Rod Lubeznik | Provided photo

“It’s where Ray Kroc is silently sweeping up a McDonald’s parking lot late at night, after the restaurant is closed. That was pure Ray Kroc,” said Lubeznik. “That was a very accurate portrayal. Ray was the kind of guy who would have done that — even wearing a suit and tie — if he saw it needed to be done.”

Rod’s father, Jack Lubeznik, was one of Kroc’s early franchisees — opening his first restaurant in Michigan City in June 1961. It’s still operated by Rod Lubeznik’s younger brother, Glenn, and his wife Kathy. With Rod’s son Jack and his nephew Sam also both involved in McDonald’s operations, the third generation of the Lubeznik family is very much on board.

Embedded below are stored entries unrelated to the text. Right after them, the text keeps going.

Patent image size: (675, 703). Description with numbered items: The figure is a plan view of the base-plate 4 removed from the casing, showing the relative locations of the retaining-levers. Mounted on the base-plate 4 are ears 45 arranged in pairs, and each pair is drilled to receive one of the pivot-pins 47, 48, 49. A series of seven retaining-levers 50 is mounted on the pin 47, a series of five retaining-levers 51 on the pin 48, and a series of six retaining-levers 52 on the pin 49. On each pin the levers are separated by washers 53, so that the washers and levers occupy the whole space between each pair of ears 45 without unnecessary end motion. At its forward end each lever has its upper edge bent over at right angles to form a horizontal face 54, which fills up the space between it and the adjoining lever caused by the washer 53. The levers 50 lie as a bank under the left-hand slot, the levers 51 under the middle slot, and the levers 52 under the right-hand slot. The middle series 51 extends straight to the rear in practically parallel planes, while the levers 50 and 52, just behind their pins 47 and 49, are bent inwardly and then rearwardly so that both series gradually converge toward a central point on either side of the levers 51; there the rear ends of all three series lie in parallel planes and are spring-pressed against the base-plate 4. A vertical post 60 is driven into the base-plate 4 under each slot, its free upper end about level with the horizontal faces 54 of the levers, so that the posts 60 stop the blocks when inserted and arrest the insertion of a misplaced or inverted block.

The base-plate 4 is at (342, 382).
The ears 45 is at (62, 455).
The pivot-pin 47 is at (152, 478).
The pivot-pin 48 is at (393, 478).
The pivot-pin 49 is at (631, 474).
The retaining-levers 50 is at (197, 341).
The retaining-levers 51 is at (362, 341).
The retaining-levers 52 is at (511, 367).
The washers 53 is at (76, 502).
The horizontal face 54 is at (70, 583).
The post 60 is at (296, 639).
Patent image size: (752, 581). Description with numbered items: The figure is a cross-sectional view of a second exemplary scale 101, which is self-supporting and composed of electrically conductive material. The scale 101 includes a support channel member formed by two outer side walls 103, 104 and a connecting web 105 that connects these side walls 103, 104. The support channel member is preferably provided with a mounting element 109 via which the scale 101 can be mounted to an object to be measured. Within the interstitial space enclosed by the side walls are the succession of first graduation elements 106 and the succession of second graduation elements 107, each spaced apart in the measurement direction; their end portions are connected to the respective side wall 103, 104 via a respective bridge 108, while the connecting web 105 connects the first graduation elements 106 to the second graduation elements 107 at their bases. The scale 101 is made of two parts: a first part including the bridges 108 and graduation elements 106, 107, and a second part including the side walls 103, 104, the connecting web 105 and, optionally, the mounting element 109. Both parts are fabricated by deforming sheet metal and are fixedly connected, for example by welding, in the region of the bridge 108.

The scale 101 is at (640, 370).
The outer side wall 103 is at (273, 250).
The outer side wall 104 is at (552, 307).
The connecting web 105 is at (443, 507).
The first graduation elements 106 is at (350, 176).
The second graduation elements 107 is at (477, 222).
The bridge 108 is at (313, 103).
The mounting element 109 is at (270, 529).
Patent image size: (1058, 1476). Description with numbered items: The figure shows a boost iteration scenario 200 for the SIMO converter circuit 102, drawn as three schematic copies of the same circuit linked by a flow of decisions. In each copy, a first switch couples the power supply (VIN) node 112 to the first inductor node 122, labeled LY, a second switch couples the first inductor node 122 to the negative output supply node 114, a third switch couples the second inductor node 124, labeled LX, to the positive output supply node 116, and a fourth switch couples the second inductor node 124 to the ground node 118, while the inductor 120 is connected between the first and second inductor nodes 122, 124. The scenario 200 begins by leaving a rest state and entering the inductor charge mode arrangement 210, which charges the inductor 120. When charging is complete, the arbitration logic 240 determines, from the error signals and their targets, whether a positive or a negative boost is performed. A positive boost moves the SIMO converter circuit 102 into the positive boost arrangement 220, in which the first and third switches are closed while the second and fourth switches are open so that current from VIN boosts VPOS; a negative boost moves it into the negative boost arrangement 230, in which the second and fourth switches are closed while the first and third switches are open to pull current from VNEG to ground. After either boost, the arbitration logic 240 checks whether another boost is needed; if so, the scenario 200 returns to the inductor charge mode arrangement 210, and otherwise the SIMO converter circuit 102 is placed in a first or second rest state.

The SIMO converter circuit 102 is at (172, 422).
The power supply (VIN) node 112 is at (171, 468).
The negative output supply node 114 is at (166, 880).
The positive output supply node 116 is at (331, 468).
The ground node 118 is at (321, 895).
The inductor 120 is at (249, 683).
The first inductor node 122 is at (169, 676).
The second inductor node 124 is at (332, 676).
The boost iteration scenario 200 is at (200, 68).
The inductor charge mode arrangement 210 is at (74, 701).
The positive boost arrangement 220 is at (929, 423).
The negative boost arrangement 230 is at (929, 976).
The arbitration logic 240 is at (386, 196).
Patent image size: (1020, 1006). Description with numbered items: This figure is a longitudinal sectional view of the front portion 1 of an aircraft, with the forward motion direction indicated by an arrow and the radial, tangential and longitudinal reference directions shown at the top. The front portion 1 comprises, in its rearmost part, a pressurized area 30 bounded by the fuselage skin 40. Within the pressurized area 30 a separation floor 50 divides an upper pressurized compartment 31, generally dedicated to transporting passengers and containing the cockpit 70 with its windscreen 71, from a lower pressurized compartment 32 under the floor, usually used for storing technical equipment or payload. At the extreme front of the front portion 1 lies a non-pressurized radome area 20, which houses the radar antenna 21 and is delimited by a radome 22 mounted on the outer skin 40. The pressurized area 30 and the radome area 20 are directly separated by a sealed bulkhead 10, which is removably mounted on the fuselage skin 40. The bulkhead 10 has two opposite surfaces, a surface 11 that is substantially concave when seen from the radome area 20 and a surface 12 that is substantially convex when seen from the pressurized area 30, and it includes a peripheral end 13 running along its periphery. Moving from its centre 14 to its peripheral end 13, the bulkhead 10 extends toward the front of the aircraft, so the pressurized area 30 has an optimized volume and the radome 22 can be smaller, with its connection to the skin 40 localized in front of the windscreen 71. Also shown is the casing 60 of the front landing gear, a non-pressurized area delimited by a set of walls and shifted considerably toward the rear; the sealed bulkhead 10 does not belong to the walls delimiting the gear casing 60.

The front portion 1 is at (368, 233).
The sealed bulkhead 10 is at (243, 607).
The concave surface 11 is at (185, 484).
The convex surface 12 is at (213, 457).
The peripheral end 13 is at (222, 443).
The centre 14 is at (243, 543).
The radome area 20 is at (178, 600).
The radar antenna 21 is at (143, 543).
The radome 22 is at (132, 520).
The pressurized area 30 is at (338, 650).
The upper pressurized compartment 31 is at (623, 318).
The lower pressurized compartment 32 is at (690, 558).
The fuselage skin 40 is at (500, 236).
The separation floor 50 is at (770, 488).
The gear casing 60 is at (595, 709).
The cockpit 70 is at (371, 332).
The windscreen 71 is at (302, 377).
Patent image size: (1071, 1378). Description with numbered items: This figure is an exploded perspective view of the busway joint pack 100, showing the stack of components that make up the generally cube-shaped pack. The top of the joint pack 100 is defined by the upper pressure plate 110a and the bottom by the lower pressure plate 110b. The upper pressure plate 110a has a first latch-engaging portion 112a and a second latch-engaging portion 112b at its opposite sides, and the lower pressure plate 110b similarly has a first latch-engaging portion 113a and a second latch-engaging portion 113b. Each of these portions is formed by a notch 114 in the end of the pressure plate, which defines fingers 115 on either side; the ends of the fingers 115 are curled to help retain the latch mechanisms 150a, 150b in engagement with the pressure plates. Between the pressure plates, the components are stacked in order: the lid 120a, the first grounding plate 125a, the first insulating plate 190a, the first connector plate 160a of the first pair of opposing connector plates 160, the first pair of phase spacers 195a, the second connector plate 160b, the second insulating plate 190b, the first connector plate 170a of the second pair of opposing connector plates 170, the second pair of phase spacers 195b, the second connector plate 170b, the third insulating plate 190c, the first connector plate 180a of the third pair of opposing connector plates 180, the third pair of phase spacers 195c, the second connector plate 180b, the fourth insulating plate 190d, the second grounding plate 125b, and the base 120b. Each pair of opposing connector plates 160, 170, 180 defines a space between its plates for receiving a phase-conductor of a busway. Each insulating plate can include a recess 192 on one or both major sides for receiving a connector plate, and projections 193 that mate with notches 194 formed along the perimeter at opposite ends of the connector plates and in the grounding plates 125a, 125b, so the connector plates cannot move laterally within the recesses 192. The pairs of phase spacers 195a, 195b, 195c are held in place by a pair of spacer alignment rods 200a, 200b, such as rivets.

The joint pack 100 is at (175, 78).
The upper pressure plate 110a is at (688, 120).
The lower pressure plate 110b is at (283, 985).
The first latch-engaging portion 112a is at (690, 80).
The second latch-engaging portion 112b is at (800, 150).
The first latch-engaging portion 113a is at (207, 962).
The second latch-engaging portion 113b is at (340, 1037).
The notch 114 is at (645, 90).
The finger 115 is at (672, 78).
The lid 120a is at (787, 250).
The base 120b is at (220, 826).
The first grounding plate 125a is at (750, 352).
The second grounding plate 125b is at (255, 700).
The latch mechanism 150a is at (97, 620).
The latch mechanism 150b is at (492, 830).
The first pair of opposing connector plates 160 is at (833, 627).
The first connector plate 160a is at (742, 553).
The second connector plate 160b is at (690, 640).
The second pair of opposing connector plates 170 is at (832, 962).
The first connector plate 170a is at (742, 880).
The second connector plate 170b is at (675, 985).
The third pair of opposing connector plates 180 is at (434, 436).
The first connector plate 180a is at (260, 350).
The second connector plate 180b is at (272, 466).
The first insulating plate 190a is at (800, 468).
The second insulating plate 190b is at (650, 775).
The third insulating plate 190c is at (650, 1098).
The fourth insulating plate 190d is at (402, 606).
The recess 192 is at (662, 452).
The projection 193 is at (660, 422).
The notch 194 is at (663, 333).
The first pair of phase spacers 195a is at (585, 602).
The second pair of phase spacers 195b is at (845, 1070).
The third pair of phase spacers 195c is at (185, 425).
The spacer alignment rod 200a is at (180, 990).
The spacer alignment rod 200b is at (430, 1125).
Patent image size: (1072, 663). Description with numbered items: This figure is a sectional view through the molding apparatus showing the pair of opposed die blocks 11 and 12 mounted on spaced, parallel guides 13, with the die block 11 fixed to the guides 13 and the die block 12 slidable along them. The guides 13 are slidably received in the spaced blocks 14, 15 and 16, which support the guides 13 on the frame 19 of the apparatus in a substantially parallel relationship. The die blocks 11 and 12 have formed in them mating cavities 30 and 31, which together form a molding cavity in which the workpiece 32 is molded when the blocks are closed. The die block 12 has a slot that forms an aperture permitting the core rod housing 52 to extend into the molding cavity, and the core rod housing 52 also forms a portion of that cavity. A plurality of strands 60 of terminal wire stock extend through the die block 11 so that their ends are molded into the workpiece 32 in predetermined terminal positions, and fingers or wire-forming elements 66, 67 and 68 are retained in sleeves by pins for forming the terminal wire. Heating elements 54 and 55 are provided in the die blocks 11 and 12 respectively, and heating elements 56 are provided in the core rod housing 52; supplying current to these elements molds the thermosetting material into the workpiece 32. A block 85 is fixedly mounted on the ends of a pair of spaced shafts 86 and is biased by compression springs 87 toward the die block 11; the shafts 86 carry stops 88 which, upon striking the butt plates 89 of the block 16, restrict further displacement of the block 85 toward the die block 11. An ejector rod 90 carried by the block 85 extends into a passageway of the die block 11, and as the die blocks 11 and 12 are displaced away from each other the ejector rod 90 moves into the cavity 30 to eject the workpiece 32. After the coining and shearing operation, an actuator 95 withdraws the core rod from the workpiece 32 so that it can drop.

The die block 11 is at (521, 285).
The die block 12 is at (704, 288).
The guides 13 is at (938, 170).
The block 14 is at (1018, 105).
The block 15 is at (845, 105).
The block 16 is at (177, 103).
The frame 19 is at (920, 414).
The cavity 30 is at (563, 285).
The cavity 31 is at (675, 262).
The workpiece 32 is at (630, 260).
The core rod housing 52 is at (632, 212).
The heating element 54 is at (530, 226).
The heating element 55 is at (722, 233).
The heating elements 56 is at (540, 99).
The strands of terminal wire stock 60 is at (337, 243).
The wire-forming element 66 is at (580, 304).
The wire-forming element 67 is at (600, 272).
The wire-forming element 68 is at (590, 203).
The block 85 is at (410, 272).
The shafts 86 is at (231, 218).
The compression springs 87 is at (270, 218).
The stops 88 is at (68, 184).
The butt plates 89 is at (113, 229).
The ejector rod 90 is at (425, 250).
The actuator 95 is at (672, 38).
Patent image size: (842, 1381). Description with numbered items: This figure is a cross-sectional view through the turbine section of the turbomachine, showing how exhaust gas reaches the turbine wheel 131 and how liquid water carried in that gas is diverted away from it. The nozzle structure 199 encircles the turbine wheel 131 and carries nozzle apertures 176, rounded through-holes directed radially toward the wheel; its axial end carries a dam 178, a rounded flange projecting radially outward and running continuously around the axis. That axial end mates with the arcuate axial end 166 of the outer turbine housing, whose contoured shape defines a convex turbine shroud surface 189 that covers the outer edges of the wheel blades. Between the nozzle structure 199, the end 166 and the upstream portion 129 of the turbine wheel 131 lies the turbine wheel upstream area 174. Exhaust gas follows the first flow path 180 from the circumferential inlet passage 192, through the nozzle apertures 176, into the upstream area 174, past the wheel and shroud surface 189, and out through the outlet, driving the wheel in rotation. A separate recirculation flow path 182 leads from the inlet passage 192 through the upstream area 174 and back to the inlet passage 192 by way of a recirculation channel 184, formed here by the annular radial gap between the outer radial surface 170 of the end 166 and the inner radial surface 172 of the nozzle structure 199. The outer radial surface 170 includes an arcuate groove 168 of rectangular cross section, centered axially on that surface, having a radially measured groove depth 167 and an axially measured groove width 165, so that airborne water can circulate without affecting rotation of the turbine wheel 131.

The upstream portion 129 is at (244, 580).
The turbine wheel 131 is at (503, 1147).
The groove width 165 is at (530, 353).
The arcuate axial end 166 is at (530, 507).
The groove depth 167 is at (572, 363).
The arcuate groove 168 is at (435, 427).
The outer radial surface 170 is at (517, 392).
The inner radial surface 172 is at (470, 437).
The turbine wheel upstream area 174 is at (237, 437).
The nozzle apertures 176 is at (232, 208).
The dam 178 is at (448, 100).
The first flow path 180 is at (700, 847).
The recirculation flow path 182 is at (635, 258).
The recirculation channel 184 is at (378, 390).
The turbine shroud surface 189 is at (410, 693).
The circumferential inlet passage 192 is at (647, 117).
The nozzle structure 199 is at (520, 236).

Rod Lubeznik declined to comment on the main aspect of “The Founder” — those scenes involving Kroc discovering the McDonald brothers’ operation in California and then taking it nationwide — because “that all occurred before my dad became involved, so I have no knowledge about the accuracy of all that.”

But another aspect of “The Founder” deeply connected with Lubeznik, since it brought back so many memories of his own life spent working and owning McDonald’s locations.

“So many people seen in the film are husbands and wives who take on the responsibility of becoming McDonald’s owners. No question McDonald’s started out as very much as a family business with each operator expected to give their full-time attention to the restaurant. It was very typical for husbands and wives to work shoulder-to-shoulder as depicted in the movie.”